Is anyone paying attention to me over the last few weeks? Are you talking about three of us? It is a pleasure to welcome you! I have been obsessed with AMC's new show, Interview With the Vampire. You would be right if you said that it wasn't that kind of movie in the 90's. You would be incorrect. The new Interview is an incredibly decadent prestige drama that focuses on race, queerness, and morality through the lens of vampire culture. It's about Daniel Molloy as well. If you don't give a bit more background on the actor, it's unfair to talk about Molloy. He has been acting for more than 40 years, first on stage and then on screen, before becoming more and more in demand. He is a playwright and has written a book. There is no one else out there who could have been cast as Daniel Molloy, the investigative reporter who swims along the edges of Louis.
Anthony Bourdain had an aggressive, direct interrogation within his show. Although he doesn't get a lot of screen time, his moments wandering the Dubai apartment, attempting to uncover the truth from underneath the veneer of defensibility, are absolutely unmissable. Daniel Molloy is an essential part of the story because of his energy, that of a world-weary recovering addicts with a fuck-it-all attitude.
The main character of the story is Molloy, who is the interviewer of the vampire. Through his lens, the audience is constantly pushed to think about the story, to question it, to engage with it on a critical level, and without him, the show would simply fall apart. It's true that Louis, Lestat, andClaudia are necessary characters, but considering the options for writing Molloy into the new series, which could have ranged from a frame narrator bookending each episode to a shocking mid-season reveal.
The vampire Louis de Pointe du Lac refers to Molloy as a boy. He doesn't really question the authenticity of the accounting. He was confronted by Lestat on his drive home after he begged for the bite at the end of the novel. A messy first date is what it is. In the updated series, there is an interview between a young Daniel and Louis that took place in the 70s. He had a successful career and now he is interviewing the person that got away. With the audience who will understand the update, the writers have created a character that is not just important, but essential to the story.
He has a framework that is narratively impactful. He is an angry old man who takes no shit and is clearly experiencing a crisis of his sexuality while being continuously challenged to correct the most professional failure of his life. Everything about Daniel Molloy is perfect, and he is close to death.
One of the best parts of having Molloy being such an active interrogator in this show is the fact that he won't allow Louis to tell the story through rose colored glasses. He doesn't fall for the seduction, he demands truth at the expense of emotional comfort, and he is willing to risk himself to get to the parts of the story that are the most painful. His character wants us to question what we are being told. By constantly reminding the audience of the subjectivity of the show, Molloy endears himself to the audience, and creates an incredible narrative tension between our own desires to see Louis and Lestat through Louis' eyes.
I would just applaud the writers for their cleverness and move on. This is an interview with a vampire. There is a book, a film, and a musical to contend with. Fans are being challenged to let go of their preconceptions about what Interview With the Vampire could be, or what it has been in the past. To directly confront the meta-text of the previous editions of this story is a bold move that has solidified Daniel Molloy as my favorite character.
I adore him because he is a mean old man. I wouldn't trade him for the world. There is something compelling about a contrarian, even though Lestat and Louis are incredible. Molloy looked at all the bullshit and said to Louis, "bullshit." This story requires that.
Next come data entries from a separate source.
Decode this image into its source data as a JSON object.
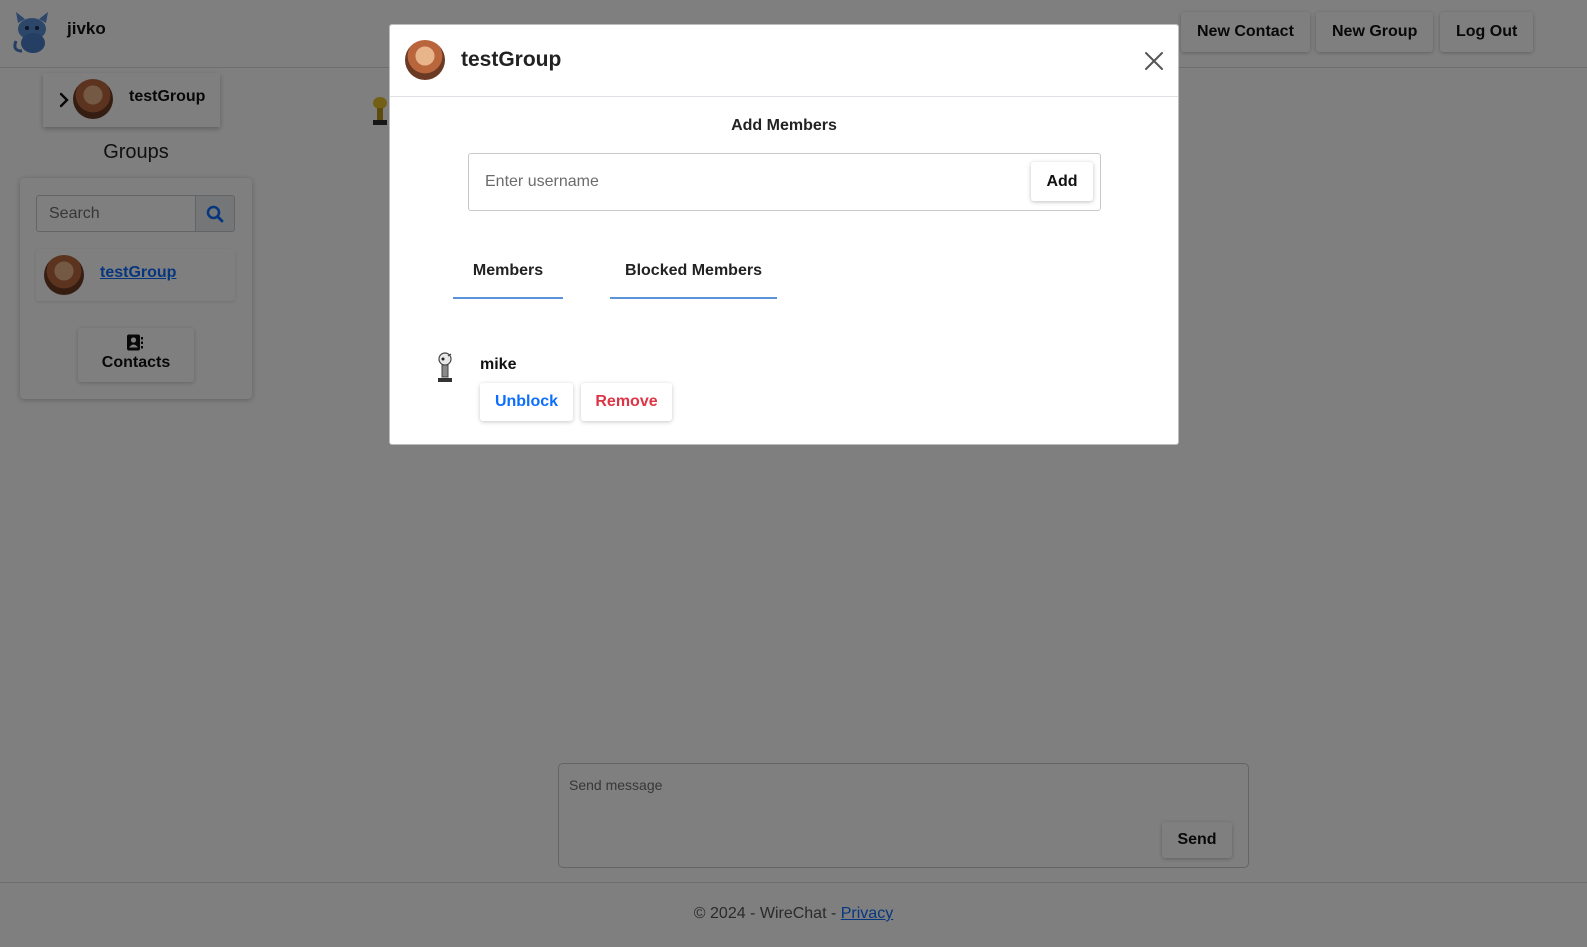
{
  "topbar": {
    "username": "jivko",
    "buttons": {
      "new_contact": "New Contact",
      "new_group": "New Group",
      "log_out": "Log Out"
    }
  },
  "current_chat": {
    "name": "testGroup"
  },
  "sidebar": {
    "heading": "Groups",
    "search_placeholder": "Search",
    "groups": [
      {
        "name": "testGroup"
      }
    ],
    "contacts_label": "Contacts"
  },
  "composer": {
    "placeholder": "Send message",
    "send_label": "Send"
  },
  "footer": {
    "text": "© 2024 - WireChat - ",
    "privacy_link": "Privacy"
  },
  "modal": {
    "title": "testGroup",
    "add_heading": "Add Members",
    "add_placeholder": "Enter username",
    "add_button": "Add",
    "tabs": [
      {
        "label": "Members"
      },
      {
        "label": "Blocked Members"
      }
    ],
    "blocked_members": [
      {
        "name": "mike",
        "unblock_label": "Unblock",
        "remove_label": "Remove"
      }
    ]
  },
  "colors": {
    "link": "#0d6efd",
    "unblock": "#0d6efd",
    "remove": "#dc3545",
    "tab_underline": "#5a93d8",
    "backdrop": "rgba(0,0,0,0.5)"
  }
}
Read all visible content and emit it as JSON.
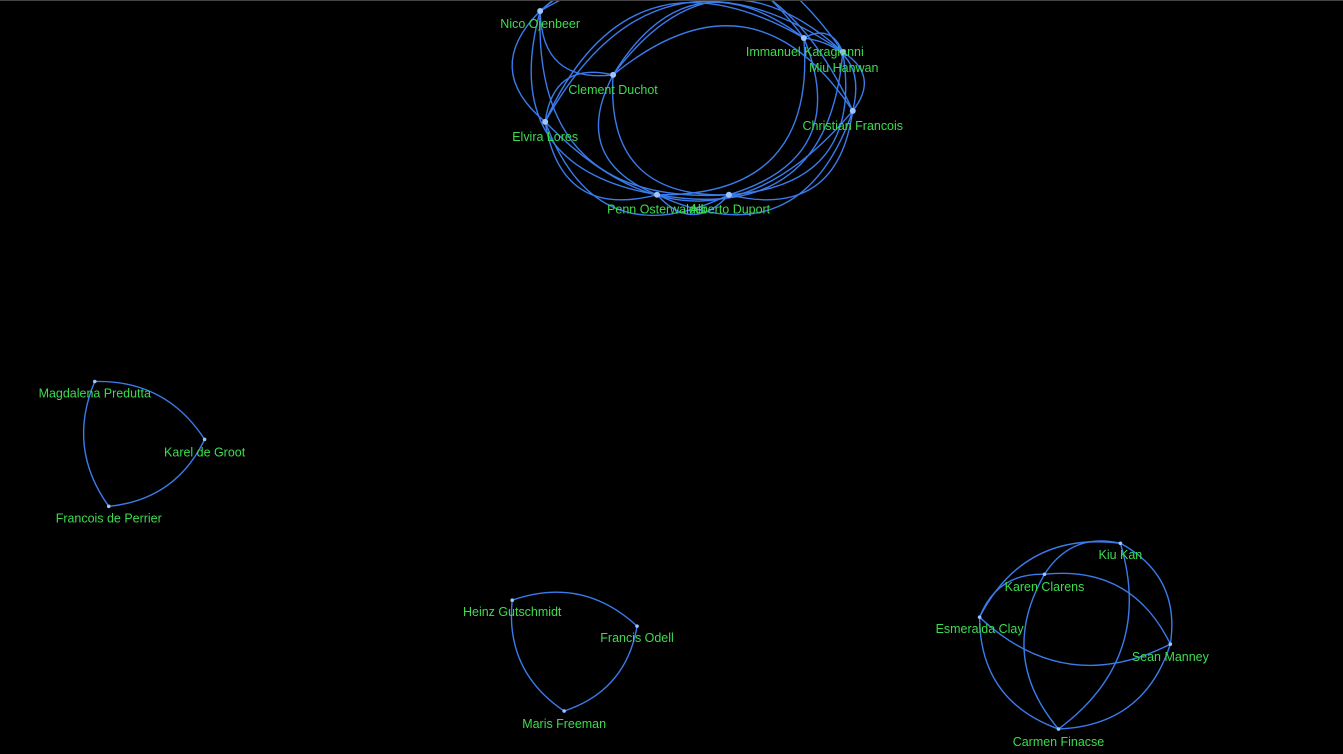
{
  "colors": {
    "background": "#000000",
    "edge": "#3a7bea",
    "node": "#9ec4ff",
    "label": "#3ddc4f"
  },
  "clusters": [
    {
      "id": "cluster-main",
      "nodes": [
        "Nico Ojenbeer",
        "Immanuel Karagianni",
        "Miu Hanwan",
        "Clement Duchot",
        "Elvira Lores",
        "Christian Francois",
        "Penn Osterwalder",
        "Alberto Duport"
      ],
      "connectivity": "all-pairs"
    },
    {
      "id": "cluster-left",
      "nodes": [
        "Magdalena Predutta",
        "Karel de Groot",
        "Francois de Perrier"
      ],
      "connectivity": "all-pairs"
    },
    {
      "id": "cluster-middle",
      "nodes": [
        "Heinz Gutschmidt",
        "Francis Odell",
        "Maris Freeman"
      ],
      "connectivity": "all-pairs"
    },
    {
      "id": "cluster-right",
      "nodes": [
        "Kiu Kan",
        "Karen Clarens",
        "Esmeralda Clay",
        "Sean Manney",
        "Carmen Finacse"
      ],
      "connectivity": "all-pairs"
    }
  ]
}
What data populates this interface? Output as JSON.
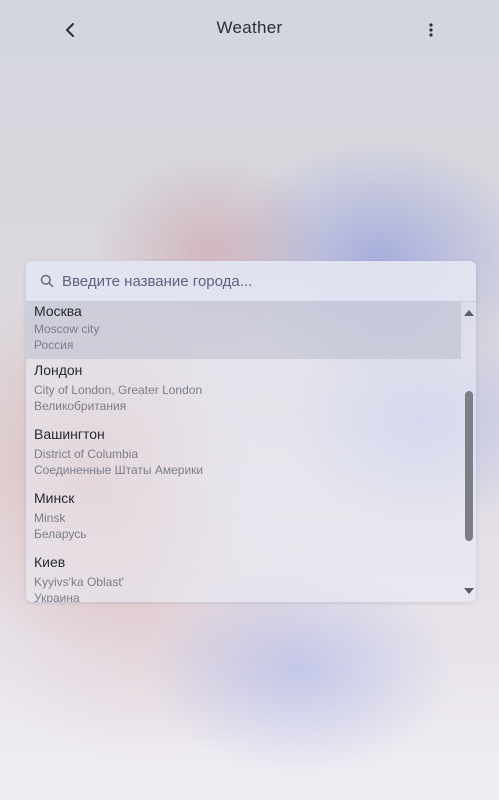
{
  "header": {
    "title": "Weather",
    "back_icon": "chevron-left-icon",
    "menu_icon": "more-vertical-icon"
  },
  "search": {
    "placeholder": "Введите название города...",
    "value": "",
    "icon": "search-icon"
  },
  "cities": [
    {
      "name": "Москва",
      "region": "Moscow city",
      "country": "Россия",
      "highlighted": true
    },
    {
      "name": "Лондон",
      "region": "City of London, Greater London",
      "country": "Великобритания"
    },
    {
      "name": "Вашингтон",
      "region": "District of Columbia",
      "country": "Соединенные Штаты Америки"
    },
    {
      "name": "Минск",
      "region": "Minsk",
      "country": "Беларусь"
    },
    {
      "name": "Киев",
      "region": "Kyyivs'ka Oblast'",
      "country": "Украина"
    }
  ],
  "colors": {
    "text_primary": "#262a33",
    "text_secondary": "#7a7d8c",
    "scroll_thumb": "#7d7f87"
  }
}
The story needs to be called bullshit.
There is one final reason that I adore Daniel. The chemistry that Bogosian has with Anderson is crazy. They dart around each other, trying to get their nails in each other's skin. I can't explain why this tension is so sexy. The fact that the repartee can compete with Louis and Lestat is amazing. It's amazing. It's the power that Molloy has. There is a charisma in this role. The two werematched. The fact that I am rooting for a septuagenarian to get railed when Louis is involved in a deeply erotic love affair with a very hot blond twink should tell you everything you need to know about how great the scenes are between Louis and Daniel.
Daniel Molloy is important to the show's existence and its main character. He isn't there to blow smoke up Louis' ass as he tells the story and he isn't there to justify the existence of story. A kind of Interview that challenges the characters and the audience is created by his engagement, questioning, and aged understanding of the story. This would be a fucked up vampire fuck fest without Molloy. Interview With the Vampire is a brutal interrogation of the text that won't let anyone stay comfortable for long.